I have nothing against the black man as a black man. He comes into my place of business (drug-store) and I sell him. Not many come in, as there aren't a lot of colored people around Sixty-third and Woodlawn or Dorchester. But I don't want to live with niggers any more than you or any other white person does. People who say, "I like the colored people and don't see why others can't get along with them" don't talk practical common sense. Theoretically all this talk is all right, but you get a white man of this sort to come right down and live with a nigger and he won't do it.
Niggers are different from whites and always will be, and that is why white people don't want them around. But the only thing we can do, it seems to me, is make the best of it and live peaceably with them. The North can never do what the South does—down there it is pure autocracy. I might say like Russia. That might have worked here in the North from the start, but can't be started now, and we wouldn't want such autocracy anyway. They are citizens, and it is up to us to teach them to be good ones. How it can be done I don't know—it will have to come slow, and no one can give a solution offhand. Everybody says, "We don't want the niggers with us." Well, here they are, and we can't do anything. Must let them live where they want to and go to school where they want to, and we don't want to force their right away.
It is not uncommon to find in some circles and with many individuals a resolute indisposition to discuss any phase of the Negro problem. Convictions regarding the race are so firmly set and hostile that no argument or appeal to fair-mindedness can alter their position.

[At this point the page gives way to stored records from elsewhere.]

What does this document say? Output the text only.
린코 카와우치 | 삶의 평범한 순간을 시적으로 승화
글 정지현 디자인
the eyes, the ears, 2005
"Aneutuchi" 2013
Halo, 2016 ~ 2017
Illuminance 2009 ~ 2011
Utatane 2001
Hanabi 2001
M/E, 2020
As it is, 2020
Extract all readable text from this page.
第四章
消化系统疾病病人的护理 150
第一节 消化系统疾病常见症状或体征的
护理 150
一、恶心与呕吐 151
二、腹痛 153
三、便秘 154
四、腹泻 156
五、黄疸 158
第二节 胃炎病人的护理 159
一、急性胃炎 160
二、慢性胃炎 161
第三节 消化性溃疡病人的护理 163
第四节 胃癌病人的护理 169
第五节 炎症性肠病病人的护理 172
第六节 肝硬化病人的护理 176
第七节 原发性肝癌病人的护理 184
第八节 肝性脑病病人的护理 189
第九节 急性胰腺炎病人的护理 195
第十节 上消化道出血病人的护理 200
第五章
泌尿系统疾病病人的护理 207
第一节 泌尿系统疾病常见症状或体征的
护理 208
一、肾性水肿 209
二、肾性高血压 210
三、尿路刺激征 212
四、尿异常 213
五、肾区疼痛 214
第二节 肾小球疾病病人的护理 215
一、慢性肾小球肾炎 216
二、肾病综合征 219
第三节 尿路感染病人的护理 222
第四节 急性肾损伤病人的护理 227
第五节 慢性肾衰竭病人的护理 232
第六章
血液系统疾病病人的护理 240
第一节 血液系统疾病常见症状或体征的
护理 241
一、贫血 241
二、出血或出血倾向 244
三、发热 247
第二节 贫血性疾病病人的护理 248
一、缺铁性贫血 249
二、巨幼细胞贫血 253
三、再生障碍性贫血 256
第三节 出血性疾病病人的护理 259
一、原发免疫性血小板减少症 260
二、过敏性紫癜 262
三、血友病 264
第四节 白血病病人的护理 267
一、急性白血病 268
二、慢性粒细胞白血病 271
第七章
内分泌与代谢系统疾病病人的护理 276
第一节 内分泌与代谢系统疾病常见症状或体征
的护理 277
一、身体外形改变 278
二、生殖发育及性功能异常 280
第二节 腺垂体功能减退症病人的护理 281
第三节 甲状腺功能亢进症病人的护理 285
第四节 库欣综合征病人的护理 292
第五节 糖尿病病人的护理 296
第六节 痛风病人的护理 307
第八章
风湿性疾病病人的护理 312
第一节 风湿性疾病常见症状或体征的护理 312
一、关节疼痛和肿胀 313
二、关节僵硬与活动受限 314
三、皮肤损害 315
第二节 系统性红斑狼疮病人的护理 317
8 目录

"Eye Witness," a special writer for the Chicago Tribune, encountered this state of mind in interviewing whites and Negroes for a series of articles on the Negro question which appeared in the Tribune in May, 1919. He characterized it as insensate and dangerous. His own statement, published May 4, 1919, said:
Among men like publicists and administrators of large affairs, who, when they discuss the problems and troubles of their race, are wont to speak in a rational, or at least mannerly way, there was often an unfeeling kind of don't-give-a-damn cry when they talked on this subject that made one wonder how they had managed so well in maintaining a human and successful relationship with their white associates in business and with their employees.
I heard more, far more, insensate language from the lips of white men than of black men throughout the series of interviews. The horrible part of that, to me, was that when a white employer more or less accountable for the well-being of colored workmen, or a publicist entrusted with a pen that forms and directs opinions, had railed about "these damn niggers" they appeared to think they had said something rather gallant and decisive, for they would smile fatuously and expect acquiescence.
And more terrible than the language was the insensate state of mind such language betrayed. The only way one could avoid the suspicion that one was listening to a potential lunatic or a desperately stupid person without a human or a community sense, was to allow much for the vehemence of the American tongue and to concede that these men don't mean one-tenth of what they say. If they did they would be fomenters of race wars.
2. SENTIMENTAL RELATIONSHIPS
Sentiment for the "old family servants."—A white physician born in the South said:
My father owned slaves. He looked out for them; told them what to do. He loved them and they loved him. I was brought up during and after the war. I had a "black mammy" and she was devoted to me and I to her; and I played with Negro children. In a way I'm fond of the Negro; I understand him and he understands me; but the bond between us is not as close as it was between my father and his slaves. On the other hand, my children have grown up without black playmates and without a "black mammy." The attitude of my children is less sympathetic toward the Negroes than my own. They don't know each other.